From Los Angeles County, pro-Trump and anti-mask activists Edward Badalian and Daniel Rodriguez — accused of creating a group chat on a Telegram app called “Patriots 45 MAGA gang” that prosecutors say was used to advocate violence against those who supported the results of the 2020 presidential election — are still awaiting trial.

Both Badalian and Rodriguez are accused of being involved in the Jan. 6 riot. Badalian is also accused of writing messages to others about needing to “violently remove traitors” in order to replace them with “able-bodied patriots,” while Rodriguez is alleged to have used an electroshock weapon on an officer.

While some of the local Jan. 6 defendants are accused of taking part in planning and organizing prior to Jan. 6, none of those with direct ties to Southern California have been accused of the most serious sedition charges that prosecutors have brought against senior leaders of the Oath Keepers and Proud Boys.

Political and court battles to come

The House committee’s investigation into Jan. 6 also spells potential trouble for former Orange County law professor John Eastman, who served as an election law attorney for Trump and advanced a plan to overturn the 2020 presidential election results. The House committee recommended that Eastman, like Trump, face criminal charges for obstructing an official proceeding and conspiracy to defraud the United States.

Memos written by Eastman, a former constitutional law professor at Chapman University, regarding scenarios where he believed Pence could have prevented Biden from being formally declared the winner of the presidential election led to him being championed as a freedom fighter by Trump supporters and denounced as the architect of a failed coup by others.

That schism reflects the wider partisan debate over the events of Jan. 6.
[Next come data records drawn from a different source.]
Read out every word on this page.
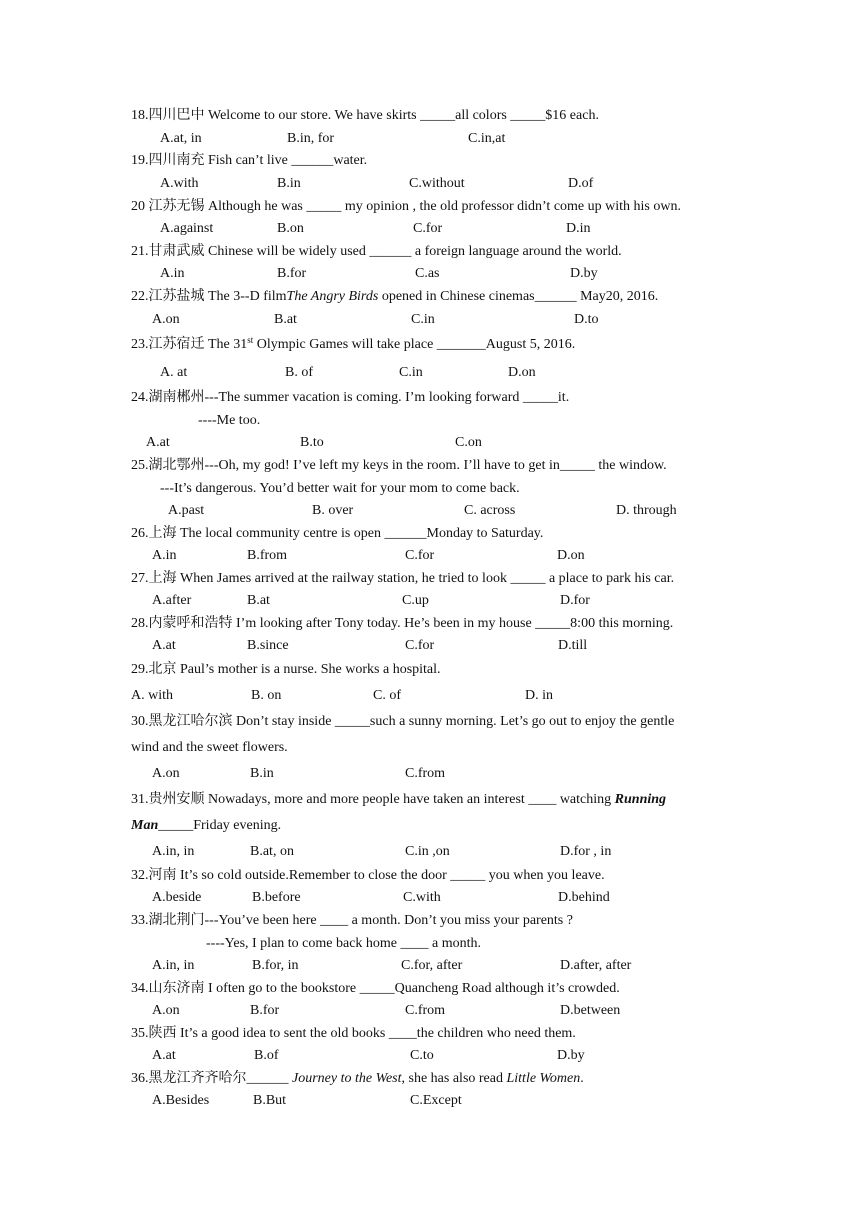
18.四川巴中 Welcome to our store. We have skirts _____all colors _____$16 each.
A.at, in	B.in, for	C.in,at
19.四川南充 Fish can’t live ______water.
A.with	B.in	C.without	D.of
20 江苏无锡 Although he was _____ my opinion , the old professor didn’t come up with his own.
A.against	B.on	C.for	D.in
21.甘肃武威 Chinese will be widely used ______ a foreign language around the world.
A.in	B.for	C.as	D.by
22.江苏盐城 The 3--D filmThe Angry Birds opened in Chinese cinemas______ May20, 2016.
A.on	B.at	C.in	D.to
23.江苏宿迁 The 31st Olympic Games will take place _______August 5, 2016.
A. at	B. of	C.in	D.on
24.湖南郴州---The summer vacation is coming. I’m looking forward _____it.
----Me too.
A.at	B.to	C.on
25.湖北鄂州---Oh, my god! I’ve left my keys in the room. I’ll have to get in_____ the window.
---It’s dangerous. You’d better wait for your mom to come back.
A.past	B. over	C. across	D. through
26.上海 The local community centre is open ______Monday to Saturday.
A.in	B.from	C.for	D.on
27.上海 When James arrived at the railway station, he tried to look _____ a place to park his car.
A.after	B.at	C.up	D.for
28.内蒙呼和浩特 I’m looking after Tony today. He’s been in my house _____8:00 this morning.
A.at	B.since	C.for	D.till
29.北京 Paul’s mother is a nurse. She works a hospital.
A. with	B. on	C. of	D. in
30.黑龙江哈尔滨 Don’t stay inside _____such a sunny morning. Let’s go out to enjoy the gentle
wind and the sweet flowers.
A.on	B.in	C.from
31.贵州安顺 Nowadays, more and more people have taken an interest ____ watching Running
Man_____Friday evening.
A.in, in	B.at, on	C.in ,on	D.for , in
32.河南 It’s so cold outside.Remember to close the door _____ you when you leave.
A.beside	B.before	C.with	D.behind
33.湖北荆门---You’ve been here ____ a month. Don’t you miss your parents ?
----Yes, I plan to come back home ____ a month.
A.in, in	B.for, in	C.for, after	D.after, after
34.山东济南 I often go to the bookstore _____Quancheng Road although it’s crowded.
A.on	B.for	C.from	D.between
35.陕西 It’s a good idea to sent the old books ____the children who need them.
A.at	B.of	C.to	D.by
36.黑龙江齐齐哈尔______ Journey to the West, she has also read Little Women.
A.Besides	B.But	C.Except
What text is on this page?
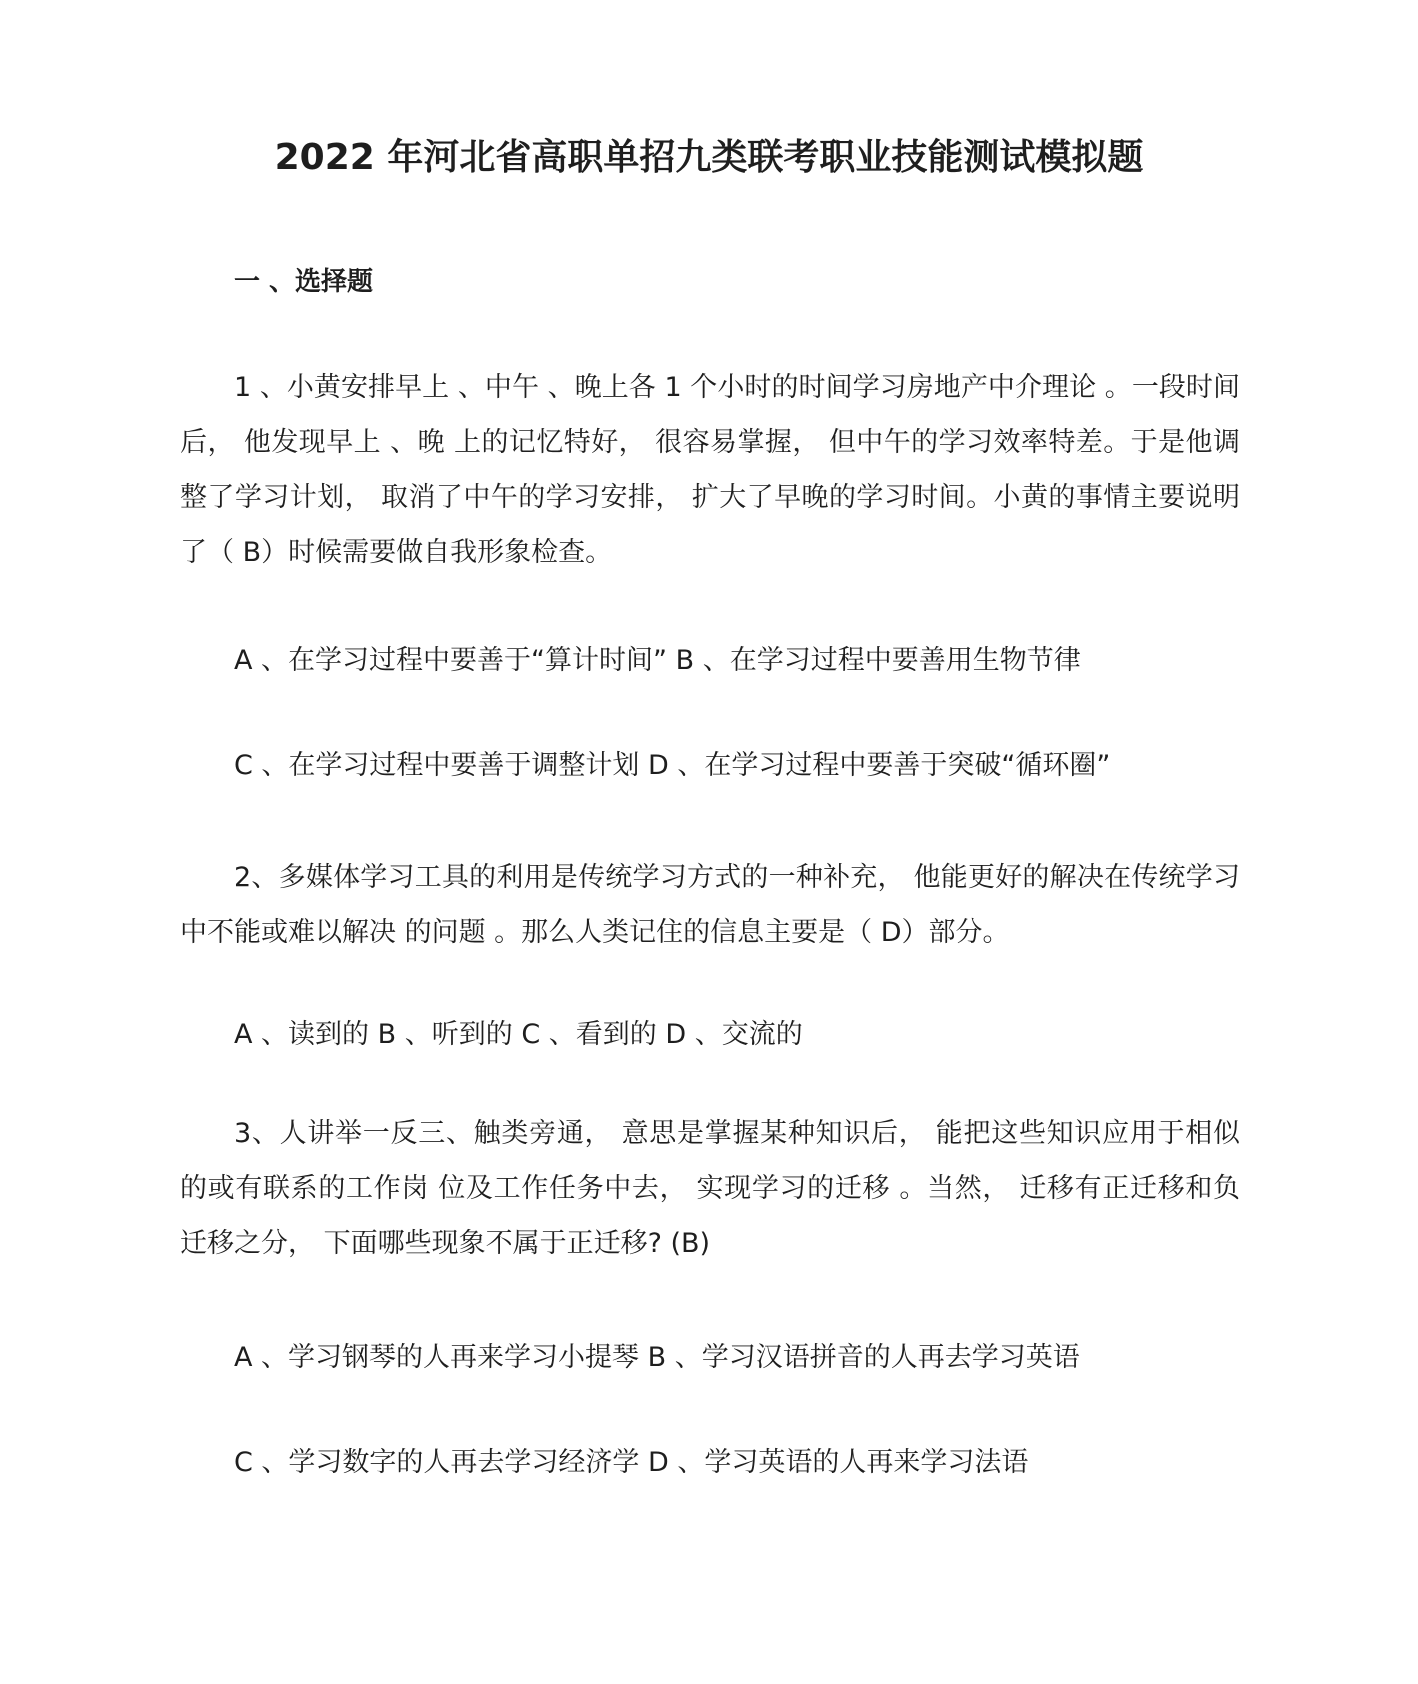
2022 年河北省高职单招九类联考职业技能测试模拟题
一 、选择题
1 、小黄安排早上 、中午 、晚上各 1 个小时的时间学习房地产中介理论 。一段时间后， 他发现早上 、晚 上的记忆特好， 很容易掌握， 但中午的学习效率特差。于是他调整了学习计划， 取消了中午的学习安排， 扩大了早晚的学习时间。小黄的事情主要说明了（ B）时候需要做自我形象检查。
A 、在学习过程中要善于“算计时间” B 、在学习过程中要善用生物节律
C 、在学习过程中要善于调整计划 D 、在学习过程中要善于突破“循环圈”
2、多媒体学习工具的利用是传统学习方式的一种补充， 他能更好的解决在传统学习中不能或难以解决 的问题 。那么人类记住的信息主要是（ D）部分。
A 、读到的 B 、听到的 C 、看到的 D 、交流的
3、人讲举一反三、触类旁通， 意思是掌握某种知识后， 能把这些知识应用于相似的或有联系的工作岗 位及工作任务中去， 实现学习的迁移 。当然， 迁移有正迁移和负迁移之分， 下面哪些现象不属于正迁移? (B)
A 、学习钢琴的人再来学习小提琴 B 、学习汉语拼音的人再去学习英语
C 、学习数字的人再去学习经济学 D 、学习英语的人再来学习法语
Trump responded to the Jan. 6 House committee’s findings by calling it a “Kangaroo court” during an interview with a conservative podcaster and ally, adding that “the people aren’t going to stand for it.”

With Republicans taking control of the House in January, party leaders have vowed to investigate the Jan. 6 committee itself. Rep. Elise Stefanik, R-N.Y., who holds the third highest post among House Republicans, described the Jan. 6 committee as being a “partisan charade” and in the wake of the report released by the committee in late December said House Democrats will be held accountable for their “illegitimate abuse of power.”

Meanwhile, while the pace of new arrests tied to Jan. 6 has slowed considerably, a handful of new defendants with Southern California ties have been announced over the past year, including Vincent Ardolino, Michelle Estey, Melanie Belger, Brandon Cavanaugh, all from Orange County, and Jerry Braun of El Monte.

It isn’t clear when the remaining Southern California Jan. 6 defendants will see their cases go before a federal jury, especially with so many similar cases involving defendants from across the country filling up the dockets of federal judges in Washington D.C.